Von der „Fülle des Lebens“ erzählten die Lieder, die das „Duo con voce“ im
Kulturzentrum „Alte Kirche“ einem knapp dreißigköpfigen Publikum ansprechend vortrug. Nina Schöne und Wolfgang Joho widmeten sich dabei der gesamten Bandbreite menschlicher Gefühle, eingebettet in vorwiegend deutsche
und spanische Texte. Im Vordergrund stand natürlich die Liebe, die Sehnsucht und die Freude, aber auch das Leid, der Schmerz und die Trauer kamen zur Geltung. Alle Lieder wurden im voraus von den
beiden Künstlern kommentiert, und falls in fremder Sprache, auch übersetzt. Die Sängerin, eine gebürtige Chilenin, verstand es bestens, mit einfühlsamer Stimme und sensiblem Gitarrenspiel, den jeweiligen Liedinhalt zu
unterstreichen.
Der Geiger, der zwischendurch auch mal zur Bongo griff, beherrschte sein Instrument voll und ganz. Violine und Gitarre erwiesen sich im Zusammenwirken als harmonisch aufeinander
eingespielte Partner.

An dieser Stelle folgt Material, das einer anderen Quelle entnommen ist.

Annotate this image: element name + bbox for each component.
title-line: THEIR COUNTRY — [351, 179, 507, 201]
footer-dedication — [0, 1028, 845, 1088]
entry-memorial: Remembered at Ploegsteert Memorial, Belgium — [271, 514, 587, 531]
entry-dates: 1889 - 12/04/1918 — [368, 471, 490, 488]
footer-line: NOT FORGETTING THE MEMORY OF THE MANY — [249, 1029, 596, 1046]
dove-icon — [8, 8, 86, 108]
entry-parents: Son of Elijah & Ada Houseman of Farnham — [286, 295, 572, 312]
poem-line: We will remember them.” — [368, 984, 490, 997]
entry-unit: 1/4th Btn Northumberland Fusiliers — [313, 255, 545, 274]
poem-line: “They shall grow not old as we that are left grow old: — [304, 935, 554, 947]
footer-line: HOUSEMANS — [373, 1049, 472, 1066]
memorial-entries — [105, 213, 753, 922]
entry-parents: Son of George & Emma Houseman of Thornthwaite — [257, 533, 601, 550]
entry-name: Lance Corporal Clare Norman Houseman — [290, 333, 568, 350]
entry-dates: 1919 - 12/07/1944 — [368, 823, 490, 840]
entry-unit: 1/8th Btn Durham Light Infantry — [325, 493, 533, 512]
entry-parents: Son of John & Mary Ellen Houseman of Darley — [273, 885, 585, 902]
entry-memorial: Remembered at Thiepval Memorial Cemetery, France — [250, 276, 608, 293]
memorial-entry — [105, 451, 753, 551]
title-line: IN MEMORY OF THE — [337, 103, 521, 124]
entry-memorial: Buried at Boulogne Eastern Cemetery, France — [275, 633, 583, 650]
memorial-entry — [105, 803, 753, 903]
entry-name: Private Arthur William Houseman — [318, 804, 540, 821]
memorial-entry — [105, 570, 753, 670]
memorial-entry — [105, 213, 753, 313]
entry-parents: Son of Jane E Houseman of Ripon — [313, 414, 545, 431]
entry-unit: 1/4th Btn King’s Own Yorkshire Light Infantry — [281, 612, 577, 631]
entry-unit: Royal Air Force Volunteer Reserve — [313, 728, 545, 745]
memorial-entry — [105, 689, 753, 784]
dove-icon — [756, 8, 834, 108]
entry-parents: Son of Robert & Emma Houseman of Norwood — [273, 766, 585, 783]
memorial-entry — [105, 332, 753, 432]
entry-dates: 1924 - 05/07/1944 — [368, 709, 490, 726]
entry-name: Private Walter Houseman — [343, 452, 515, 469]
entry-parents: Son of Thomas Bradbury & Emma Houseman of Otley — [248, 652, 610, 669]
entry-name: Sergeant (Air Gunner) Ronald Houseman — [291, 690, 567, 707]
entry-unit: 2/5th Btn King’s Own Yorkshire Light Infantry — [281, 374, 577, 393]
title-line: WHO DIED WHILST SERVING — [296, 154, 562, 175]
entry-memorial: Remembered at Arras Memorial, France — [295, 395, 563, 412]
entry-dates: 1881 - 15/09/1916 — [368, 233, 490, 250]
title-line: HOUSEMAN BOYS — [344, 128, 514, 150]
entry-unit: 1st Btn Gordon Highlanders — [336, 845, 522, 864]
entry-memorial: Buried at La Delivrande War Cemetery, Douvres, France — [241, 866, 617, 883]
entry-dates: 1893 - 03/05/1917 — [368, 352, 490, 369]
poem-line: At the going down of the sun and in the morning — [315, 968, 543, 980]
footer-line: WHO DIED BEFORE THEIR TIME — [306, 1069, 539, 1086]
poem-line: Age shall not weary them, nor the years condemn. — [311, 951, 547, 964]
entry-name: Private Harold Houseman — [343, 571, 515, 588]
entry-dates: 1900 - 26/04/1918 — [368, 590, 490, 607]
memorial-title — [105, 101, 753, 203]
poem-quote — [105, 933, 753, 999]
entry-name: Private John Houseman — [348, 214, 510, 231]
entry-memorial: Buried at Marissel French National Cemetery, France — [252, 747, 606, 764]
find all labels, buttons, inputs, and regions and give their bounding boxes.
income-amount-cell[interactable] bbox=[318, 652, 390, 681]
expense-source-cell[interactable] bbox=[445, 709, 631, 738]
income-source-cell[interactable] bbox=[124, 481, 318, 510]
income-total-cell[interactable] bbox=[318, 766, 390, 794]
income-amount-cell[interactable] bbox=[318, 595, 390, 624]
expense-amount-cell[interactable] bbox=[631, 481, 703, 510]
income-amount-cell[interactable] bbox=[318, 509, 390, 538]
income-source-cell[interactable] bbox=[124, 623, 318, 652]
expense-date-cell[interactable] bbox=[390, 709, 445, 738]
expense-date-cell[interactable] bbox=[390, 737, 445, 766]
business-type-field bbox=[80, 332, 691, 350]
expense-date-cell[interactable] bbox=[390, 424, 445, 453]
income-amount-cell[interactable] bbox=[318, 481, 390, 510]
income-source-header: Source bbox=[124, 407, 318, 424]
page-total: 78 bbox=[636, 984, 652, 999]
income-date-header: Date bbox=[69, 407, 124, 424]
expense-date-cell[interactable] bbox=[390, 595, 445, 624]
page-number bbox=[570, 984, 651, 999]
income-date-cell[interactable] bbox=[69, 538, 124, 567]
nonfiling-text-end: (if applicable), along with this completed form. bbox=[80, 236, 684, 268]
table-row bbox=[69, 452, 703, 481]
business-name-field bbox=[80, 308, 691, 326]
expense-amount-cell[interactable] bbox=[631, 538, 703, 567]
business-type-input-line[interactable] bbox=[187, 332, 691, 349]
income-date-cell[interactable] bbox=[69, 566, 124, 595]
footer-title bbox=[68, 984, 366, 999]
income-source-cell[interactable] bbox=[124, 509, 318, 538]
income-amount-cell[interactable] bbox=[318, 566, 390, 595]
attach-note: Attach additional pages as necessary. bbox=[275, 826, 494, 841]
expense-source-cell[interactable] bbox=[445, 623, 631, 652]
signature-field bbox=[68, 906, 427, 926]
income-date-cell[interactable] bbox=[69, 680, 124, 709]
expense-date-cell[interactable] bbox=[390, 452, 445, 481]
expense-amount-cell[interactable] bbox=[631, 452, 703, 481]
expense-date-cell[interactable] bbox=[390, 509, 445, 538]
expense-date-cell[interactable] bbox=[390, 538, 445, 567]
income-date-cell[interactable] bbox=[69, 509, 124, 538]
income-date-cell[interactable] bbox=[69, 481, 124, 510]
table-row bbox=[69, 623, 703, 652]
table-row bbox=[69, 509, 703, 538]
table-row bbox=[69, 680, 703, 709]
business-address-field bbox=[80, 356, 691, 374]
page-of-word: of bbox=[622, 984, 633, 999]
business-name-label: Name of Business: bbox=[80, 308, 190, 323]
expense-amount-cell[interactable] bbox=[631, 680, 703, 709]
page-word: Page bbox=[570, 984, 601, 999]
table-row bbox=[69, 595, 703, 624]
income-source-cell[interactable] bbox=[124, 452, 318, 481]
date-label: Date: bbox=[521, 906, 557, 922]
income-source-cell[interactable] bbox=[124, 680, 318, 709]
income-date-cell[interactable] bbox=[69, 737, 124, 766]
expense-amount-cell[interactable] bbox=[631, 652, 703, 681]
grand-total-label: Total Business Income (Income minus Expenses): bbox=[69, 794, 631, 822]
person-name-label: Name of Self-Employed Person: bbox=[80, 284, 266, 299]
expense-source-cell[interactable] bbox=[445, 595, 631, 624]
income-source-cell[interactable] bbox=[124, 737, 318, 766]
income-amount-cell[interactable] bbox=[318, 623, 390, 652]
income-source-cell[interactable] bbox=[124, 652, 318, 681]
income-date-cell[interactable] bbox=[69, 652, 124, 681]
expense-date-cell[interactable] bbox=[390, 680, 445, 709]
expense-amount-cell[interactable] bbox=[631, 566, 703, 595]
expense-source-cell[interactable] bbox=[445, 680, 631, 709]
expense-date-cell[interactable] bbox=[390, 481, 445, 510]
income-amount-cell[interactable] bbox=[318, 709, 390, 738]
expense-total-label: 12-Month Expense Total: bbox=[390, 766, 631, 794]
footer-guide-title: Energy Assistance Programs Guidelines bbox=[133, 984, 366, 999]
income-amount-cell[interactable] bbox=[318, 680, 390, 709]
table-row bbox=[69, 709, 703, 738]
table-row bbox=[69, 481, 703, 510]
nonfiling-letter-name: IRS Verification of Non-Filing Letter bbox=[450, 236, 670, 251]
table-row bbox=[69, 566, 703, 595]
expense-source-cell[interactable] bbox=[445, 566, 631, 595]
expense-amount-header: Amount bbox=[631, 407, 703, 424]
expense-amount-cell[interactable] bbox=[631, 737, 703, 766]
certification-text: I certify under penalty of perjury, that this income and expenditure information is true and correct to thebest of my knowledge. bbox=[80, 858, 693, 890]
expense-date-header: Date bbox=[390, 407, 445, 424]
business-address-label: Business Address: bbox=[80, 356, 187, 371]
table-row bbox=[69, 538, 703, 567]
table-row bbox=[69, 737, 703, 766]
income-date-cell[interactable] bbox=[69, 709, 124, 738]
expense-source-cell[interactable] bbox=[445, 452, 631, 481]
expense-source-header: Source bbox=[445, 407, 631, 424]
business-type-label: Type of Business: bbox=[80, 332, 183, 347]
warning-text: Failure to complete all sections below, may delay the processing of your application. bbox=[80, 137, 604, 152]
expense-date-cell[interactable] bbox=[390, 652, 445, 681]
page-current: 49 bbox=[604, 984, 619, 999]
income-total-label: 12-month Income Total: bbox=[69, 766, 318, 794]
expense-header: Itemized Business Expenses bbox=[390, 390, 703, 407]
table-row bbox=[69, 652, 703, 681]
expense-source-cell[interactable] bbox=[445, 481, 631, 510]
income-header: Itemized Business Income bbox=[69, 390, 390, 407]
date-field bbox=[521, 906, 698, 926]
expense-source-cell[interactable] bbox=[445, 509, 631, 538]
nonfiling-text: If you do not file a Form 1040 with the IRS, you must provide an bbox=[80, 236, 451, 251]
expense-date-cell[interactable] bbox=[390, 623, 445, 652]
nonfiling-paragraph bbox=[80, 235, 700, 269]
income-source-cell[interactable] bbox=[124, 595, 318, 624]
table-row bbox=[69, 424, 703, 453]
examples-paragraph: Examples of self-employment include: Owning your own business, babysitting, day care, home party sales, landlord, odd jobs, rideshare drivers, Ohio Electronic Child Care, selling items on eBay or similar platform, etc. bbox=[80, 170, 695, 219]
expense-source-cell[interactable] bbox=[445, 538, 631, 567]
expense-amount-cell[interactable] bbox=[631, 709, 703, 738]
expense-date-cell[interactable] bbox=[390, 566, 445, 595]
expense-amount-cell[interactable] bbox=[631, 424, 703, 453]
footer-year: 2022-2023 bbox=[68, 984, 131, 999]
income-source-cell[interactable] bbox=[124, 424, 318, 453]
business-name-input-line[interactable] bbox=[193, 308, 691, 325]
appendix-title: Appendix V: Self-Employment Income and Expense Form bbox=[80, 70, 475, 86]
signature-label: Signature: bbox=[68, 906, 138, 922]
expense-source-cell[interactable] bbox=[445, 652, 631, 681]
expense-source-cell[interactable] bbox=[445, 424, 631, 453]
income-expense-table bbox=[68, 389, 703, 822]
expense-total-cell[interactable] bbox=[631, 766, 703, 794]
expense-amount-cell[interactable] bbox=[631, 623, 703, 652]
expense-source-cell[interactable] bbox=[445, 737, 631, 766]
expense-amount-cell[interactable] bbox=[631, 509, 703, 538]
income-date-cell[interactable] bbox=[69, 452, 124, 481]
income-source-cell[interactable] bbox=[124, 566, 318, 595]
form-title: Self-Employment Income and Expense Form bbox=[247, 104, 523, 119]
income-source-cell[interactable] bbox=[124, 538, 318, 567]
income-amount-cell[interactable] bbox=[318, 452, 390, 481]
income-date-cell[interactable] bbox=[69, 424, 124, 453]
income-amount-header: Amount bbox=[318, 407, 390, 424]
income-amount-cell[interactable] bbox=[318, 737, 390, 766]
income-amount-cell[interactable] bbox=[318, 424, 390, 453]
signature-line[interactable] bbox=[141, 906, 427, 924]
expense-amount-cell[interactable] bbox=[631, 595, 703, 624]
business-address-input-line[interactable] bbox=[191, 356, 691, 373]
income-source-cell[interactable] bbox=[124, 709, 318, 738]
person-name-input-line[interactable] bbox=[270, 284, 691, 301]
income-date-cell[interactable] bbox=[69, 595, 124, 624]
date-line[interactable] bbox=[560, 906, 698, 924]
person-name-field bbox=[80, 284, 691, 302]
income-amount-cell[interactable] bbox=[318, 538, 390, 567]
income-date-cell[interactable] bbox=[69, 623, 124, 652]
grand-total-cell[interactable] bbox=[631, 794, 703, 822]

Die meisten Titel offerierte man in dieser mit Gesang gepaarten Kombination, unterbrochen von einigen Instrumentalstücken oder Soloeinlagen der Sängerin.
Was den Rhythmus
betrifft, so war man ebenfalls recht abwechslungsreich. Der musikalische Ausflug selbst bewegte sich nicht nur durch Chile und Deutschland, sondern streifte auch England, Irland, Italien und Frankreich. Ein Großteil der
Melodien stammte aus der eigenen Feder, sprich von der Gitarristin oder dem Geiger. Hinzu kamen einige Traditionals und Werke lateinamerikanischer Autoren.
Die Eigenkompositionen widmeten sich
Texten von Ulrike Schöne, Schwester der Sängerin. Die gleichermaßen tiefgründige wie eingängige Lyrik bettete entweder der eine oder der andere in eine passende Melodie ein, um das Ganze dann überzeugend vorzutragen.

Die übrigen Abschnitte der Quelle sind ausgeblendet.